I’ve never seen her in a dress, and never without a smile. And as such she will remain in my memory – striking and unforgettable in the things that adorned her, and with which she shone a light for all of us so we wouldn’t stray: her nobility, warmth, selflessness, spirit, cheerfulness and gentleness. I will remember her for her prudence and her willingness to help always and everyone.
There’s a saying that lucky are those who have an aunt in their life. But only us who knew Mirjana Pejovic were lucky to have an Aunt with the capital ‘A’. That’s more than aunt, and more than a friend.
She is out guardian angel.
Thank you Aunt! You snuck from us so we wouldn’t notice – so we wouldn’t worry.
Wherever you went, I know you’ll continue to watch over us from there, as you have watched over us for all these years.
High above us, among the stars.
And yet with us, in our hearts.”
Vladimir Čeh, founder of the Museum of History of Advertising:
“In my collection of business cards – and I have several thousand of them – there are all sorts of cards: black and white, colored, thin and thick, cardboard, plasticized, plastic and metal, single-sided and double-sided, matte and shiny, transparent, varnished … gold-plated, with watermarks, with photos, with the address of the company on the map on the other side…

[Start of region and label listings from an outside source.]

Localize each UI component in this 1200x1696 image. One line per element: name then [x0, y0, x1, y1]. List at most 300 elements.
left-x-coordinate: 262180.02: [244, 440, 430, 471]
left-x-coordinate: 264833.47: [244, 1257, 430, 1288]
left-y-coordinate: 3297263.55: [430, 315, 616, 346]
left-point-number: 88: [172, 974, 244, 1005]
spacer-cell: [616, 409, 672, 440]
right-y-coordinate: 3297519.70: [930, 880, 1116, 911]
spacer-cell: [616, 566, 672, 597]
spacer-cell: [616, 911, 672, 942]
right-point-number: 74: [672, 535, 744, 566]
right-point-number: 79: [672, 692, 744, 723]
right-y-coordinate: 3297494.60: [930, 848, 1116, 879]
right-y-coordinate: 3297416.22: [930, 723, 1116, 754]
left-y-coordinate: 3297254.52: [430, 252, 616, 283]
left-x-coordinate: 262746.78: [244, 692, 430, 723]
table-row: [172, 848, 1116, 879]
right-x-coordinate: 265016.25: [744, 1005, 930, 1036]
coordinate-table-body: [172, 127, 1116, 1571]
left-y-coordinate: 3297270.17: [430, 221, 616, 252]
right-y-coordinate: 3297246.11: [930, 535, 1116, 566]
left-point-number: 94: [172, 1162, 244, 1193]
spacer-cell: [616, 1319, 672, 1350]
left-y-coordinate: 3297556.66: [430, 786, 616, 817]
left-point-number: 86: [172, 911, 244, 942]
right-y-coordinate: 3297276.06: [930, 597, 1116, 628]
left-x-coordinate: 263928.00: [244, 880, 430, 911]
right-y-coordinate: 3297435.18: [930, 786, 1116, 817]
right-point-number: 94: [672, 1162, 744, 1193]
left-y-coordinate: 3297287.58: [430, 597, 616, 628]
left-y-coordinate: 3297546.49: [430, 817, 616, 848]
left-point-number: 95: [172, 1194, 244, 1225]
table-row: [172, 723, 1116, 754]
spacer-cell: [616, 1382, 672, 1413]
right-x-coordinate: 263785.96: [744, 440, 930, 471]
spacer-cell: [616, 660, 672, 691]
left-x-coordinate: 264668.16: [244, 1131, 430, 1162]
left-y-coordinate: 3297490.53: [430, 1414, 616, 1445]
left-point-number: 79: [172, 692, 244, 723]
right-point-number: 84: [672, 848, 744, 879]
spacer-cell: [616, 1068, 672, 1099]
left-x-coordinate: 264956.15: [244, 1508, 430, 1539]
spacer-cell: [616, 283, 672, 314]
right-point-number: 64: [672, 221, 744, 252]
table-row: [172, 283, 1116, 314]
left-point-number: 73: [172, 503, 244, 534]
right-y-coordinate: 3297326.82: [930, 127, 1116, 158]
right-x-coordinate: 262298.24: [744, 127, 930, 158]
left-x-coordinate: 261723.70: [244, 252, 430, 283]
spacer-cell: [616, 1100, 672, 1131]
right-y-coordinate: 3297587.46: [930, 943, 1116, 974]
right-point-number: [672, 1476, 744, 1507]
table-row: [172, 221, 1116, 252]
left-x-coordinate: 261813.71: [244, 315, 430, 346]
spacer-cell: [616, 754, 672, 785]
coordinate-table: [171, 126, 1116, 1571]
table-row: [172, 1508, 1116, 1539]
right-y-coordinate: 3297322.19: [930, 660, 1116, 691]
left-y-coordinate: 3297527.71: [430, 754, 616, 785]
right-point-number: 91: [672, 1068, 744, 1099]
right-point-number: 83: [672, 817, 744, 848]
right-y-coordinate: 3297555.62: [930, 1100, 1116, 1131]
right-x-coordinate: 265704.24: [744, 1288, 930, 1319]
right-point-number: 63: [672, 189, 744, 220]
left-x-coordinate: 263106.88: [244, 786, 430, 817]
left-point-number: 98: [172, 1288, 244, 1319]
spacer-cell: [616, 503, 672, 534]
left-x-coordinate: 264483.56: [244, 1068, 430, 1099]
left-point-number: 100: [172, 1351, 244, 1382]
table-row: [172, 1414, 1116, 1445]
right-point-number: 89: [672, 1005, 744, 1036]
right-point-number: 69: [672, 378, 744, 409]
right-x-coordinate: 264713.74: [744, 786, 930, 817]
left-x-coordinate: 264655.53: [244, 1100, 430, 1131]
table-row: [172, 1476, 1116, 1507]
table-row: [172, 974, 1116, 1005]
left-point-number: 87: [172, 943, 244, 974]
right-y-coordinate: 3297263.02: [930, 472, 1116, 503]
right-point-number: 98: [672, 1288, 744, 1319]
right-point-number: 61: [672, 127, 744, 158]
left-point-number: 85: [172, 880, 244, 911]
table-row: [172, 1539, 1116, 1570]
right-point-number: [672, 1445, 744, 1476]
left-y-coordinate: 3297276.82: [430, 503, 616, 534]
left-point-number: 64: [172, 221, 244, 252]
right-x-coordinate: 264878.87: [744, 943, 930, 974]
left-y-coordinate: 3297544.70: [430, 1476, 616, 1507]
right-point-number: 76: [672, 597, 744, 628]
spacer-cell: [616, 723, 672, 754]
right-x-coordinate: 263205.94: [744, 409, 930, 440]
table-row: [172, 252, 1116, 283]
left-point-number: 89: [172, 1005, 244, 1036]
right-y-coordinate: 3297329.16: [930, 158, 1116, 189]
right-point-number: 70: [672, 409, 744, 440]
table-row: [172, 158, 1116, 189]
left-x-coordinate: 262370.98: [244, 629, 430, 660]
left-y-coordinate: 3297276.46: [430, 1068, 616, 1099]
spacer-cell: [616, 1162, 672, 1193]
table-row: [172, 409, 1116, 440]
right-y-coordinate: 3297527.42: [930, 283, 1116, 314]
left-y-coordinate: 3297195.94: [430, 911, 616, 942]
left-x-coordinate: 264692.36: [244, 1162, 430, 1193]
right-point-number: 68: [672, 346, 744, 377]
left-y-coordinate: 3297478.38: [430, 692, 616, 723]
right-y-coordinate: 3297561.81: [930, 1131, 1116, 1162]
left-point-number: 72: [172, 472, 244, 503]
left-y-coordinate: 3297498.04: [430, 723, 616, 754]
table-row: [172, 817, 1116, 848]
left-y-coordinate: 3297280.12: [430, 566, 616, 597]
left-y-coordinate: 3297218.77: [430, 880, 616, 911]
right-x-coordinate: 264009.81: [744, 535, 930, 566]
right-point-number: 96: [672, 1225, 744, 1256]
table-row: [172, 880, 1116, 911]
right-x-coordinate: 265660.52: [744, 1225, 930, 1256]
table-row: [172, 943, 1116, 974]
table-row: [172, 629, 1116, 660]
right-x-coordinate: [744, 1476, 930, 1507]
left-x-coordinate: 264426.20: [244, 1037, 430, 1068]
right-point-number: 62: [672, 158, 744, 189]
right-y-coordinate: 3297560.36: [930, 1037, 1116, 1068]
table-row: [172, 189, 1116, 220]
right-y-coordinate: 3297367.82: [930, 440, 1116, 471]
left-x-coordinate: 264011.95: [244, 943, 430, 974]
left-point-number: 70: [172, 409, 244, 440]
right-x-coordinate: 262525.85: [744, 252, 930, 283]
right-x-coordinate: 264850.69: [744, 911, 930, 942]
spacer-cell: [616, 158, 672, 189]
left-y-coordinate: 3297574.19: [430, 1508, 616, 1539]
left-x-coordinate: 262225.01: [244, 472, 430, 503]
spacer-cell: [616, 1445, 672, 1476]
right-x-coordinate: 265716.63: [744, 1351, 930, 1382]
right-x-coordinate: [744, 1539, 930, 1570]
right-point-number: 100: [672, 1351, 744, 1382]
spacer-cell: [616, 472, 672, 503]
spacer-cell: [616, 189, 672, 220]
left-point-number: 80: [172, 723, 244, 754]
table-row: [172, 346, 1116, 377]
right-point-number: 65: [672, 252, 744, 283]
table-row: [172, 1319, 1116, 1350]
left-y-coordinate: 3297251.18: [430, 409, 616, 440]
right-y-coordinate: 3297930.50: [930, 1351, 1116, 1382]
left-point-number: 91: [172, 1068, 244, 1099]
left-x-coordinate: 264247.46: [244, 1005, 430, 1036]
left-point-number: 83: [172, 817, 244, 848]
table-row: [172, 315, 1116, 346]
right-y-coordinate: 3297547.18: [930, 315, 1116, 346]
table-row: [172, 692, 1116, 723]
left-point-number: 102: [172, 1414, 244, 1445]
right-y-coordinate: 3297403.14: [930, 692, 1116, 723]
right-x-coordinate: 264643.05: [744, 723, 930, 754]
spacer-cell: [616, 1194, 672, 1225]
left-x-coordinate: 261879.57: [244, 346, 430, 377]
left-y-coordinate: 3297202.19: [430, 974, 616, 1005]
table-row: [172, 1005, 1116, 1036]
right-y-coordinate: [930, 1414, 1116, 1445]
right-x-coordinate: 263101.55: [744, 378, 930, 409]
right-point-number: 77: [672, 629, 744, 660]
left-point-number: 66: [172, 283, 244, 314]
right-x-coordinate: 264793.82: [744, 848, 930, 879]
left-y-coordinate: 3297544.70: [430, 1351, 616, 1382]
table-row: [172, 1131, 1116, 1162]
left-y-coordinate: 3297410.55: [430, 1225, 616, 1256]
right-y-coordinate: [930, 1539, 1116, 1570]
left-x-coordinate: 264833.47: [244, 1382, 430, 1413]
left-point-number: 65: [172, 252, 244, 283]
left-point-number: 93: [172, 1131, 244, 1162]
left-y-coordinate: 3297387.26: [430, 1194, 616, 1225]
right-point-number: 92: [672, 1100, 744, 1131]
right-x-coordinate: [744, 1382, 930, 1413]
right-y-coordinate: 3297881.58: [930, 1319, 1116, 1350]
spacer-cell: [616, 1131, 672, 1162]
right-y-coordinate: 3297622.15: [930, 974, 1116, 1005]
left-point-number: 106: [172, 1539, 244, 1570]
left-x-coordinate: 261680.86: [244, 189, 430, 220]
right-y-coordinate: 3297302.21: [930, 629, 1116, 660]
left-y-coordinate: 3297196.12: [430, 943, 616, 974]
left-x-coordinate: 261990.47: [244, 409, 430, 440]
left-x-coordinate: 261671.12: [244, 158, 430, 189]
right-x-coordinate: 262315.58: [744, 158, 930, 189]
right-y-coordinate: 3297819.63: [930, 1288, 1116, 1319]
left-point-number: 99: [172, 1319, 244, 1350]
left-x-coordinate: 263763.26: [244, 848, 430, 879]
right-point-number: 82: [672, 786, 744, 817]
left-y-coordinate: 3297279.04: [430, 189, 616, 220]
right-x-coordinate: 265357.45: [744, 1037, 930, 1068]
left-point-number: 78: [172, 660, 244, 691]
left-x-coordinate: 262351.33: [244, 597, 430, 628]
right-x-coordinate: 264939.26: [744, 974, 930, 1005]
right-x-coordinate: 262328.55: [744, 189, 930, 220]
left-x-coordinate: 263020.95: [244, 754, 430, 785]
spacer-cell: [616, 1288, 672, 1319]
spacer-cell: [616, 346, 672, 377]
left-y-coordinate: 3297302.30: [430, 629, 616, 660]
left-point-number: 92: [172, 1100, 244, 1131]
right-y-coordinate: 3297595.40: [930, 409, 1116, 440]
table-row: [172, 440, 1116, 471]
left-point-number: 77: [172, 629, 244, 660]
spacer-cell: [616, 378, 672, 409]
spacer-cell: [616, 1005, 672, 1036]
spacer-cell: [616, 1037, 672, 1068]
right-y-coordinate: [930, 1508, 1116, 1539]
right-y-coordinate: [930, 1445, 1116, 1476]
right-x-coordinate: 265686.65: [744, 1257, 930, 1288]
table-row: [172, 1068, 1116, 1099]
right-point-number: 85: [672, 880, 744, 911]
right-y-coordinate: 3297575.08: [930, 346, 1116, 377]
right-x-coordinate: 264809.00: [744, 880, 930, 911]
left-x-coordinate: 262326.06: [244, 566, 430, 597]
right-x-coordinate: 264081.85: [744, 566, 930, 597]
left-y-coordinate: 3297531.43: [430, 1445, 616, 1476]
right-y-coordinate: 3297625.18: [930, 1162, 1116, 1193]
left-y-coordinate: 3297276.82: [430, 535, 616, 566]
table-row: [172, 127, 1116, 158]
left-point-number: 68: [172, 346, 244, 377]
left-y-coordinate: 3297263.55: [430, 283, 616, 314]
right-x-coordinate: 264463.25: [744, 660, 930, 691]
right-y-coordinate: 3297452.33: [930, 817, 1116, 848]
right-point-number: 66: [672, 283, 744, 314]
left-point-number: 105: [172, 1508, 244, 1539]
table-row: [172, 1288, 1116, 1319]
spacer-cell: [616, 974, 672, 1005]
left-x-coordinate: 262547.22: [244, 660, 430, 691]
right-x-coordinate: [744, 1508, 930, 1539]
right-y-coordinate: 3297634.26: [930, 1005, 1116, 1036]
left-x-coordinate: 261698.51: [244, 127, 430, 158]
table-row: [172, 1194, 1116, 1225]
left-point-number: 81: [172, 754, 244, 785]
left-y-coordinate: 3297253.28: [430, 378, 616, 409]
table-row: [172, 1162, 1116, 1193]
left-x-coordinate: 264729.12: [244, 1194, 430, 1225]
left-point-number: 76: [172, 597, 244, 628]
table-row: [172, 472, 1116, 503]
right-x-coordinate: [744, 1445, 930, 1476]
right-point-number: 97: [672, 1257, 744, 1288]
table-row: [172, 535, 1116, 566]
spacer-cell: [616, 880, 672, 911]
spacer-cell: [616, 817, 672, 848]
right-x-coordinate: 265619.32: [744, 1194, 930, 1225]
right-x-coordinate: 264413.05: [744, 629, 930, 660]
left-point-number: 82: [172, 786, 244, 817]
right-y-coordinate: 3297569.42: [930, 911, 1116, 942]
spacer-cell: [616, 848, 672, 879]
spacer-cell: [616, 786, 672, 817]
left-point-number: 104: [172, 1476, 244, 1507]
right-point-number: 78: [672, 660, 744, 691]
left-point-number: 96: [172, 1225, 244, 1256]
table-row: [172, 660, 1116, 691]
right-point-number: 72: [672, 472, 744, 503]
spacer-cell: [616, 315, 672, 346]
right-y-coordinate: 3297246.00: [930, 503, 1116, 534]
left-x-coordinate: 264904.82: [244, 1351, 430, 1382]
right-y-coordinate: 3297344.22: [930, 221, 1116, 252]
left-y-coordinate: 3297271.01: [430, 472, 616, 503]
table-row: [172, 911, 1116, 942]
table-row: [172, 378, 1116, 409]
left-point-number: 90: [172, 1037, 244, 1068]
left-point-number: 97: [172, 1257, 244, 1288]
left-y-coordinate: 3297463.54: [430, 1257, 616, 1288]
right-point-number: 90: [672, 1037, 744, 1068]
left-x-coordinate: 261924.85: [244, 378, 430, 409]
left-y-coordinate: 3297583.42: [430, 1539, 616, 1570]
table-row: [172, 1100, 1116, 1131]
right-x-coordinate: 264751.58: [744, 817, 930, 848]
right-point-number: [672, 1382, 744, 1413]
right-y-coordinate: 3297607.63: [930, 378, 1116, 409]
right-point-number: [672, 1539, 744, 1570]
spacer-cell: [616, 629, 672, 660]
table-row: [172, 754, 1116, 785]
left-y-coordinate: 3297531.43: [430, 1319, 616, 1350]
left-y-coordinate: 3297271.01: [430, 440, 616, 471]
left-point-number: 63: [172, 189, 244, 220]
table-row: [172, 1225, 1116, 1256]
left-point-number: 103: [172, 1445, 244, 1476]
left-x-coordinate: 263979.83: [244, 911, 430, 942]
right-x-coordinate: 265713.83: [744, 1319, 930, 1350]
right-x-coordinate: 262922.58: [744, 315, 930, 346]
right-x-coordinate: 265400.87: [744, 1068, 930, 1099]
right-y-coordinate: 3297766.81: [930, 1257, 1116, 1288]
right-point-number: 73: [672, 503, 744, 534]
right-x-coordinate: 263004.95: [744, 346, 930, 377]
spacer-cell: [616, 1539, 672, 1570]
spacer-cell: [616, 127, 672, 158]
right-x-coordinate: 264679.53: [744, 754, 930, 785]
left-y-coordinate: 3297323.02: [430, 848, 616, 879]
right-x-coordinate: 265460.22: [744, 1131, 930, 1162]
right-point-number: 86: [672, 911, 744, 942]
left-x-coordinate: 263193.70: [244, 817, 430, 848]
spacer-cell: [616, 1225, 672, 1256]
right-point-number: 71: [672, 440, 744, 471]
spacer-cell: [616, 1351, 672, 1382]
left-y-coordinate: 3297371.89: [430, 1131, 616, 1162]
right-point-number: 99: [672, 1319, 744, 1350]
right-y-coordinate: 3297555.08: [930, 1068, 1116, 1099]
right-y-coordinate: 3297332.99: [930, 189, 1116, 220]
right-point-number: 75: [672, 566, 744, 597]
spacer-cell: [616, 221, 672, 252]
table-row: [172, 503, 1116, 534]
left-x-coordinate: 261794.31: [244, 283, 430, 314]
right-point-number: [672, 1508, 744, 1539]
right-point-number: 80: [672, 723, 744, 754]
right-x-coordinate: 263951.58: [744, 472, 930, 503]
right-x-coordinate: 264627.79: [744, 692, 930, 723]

And, of course, all with a different text below the name.
I know only of a single simple business card where the text below the name has identified the person unmistakably, clearly and precisely: it’s a title that spoke of loyalty, efficiency, trustworthiness, kindness, nobility, gentleness and wit, and ultimately, a title that spoke of the importance of that person for all those who received that card.
Below the name on the card, it is simply stated: Tetka (Aunt)
Many of us have aunt. Those who have one are lucky people. And they can say ‘She’s my aunt’. But there was only one aunt who was ‘our aunt’. She was the Aunt with a capital ‘A’ – Mirjana Pejovic.”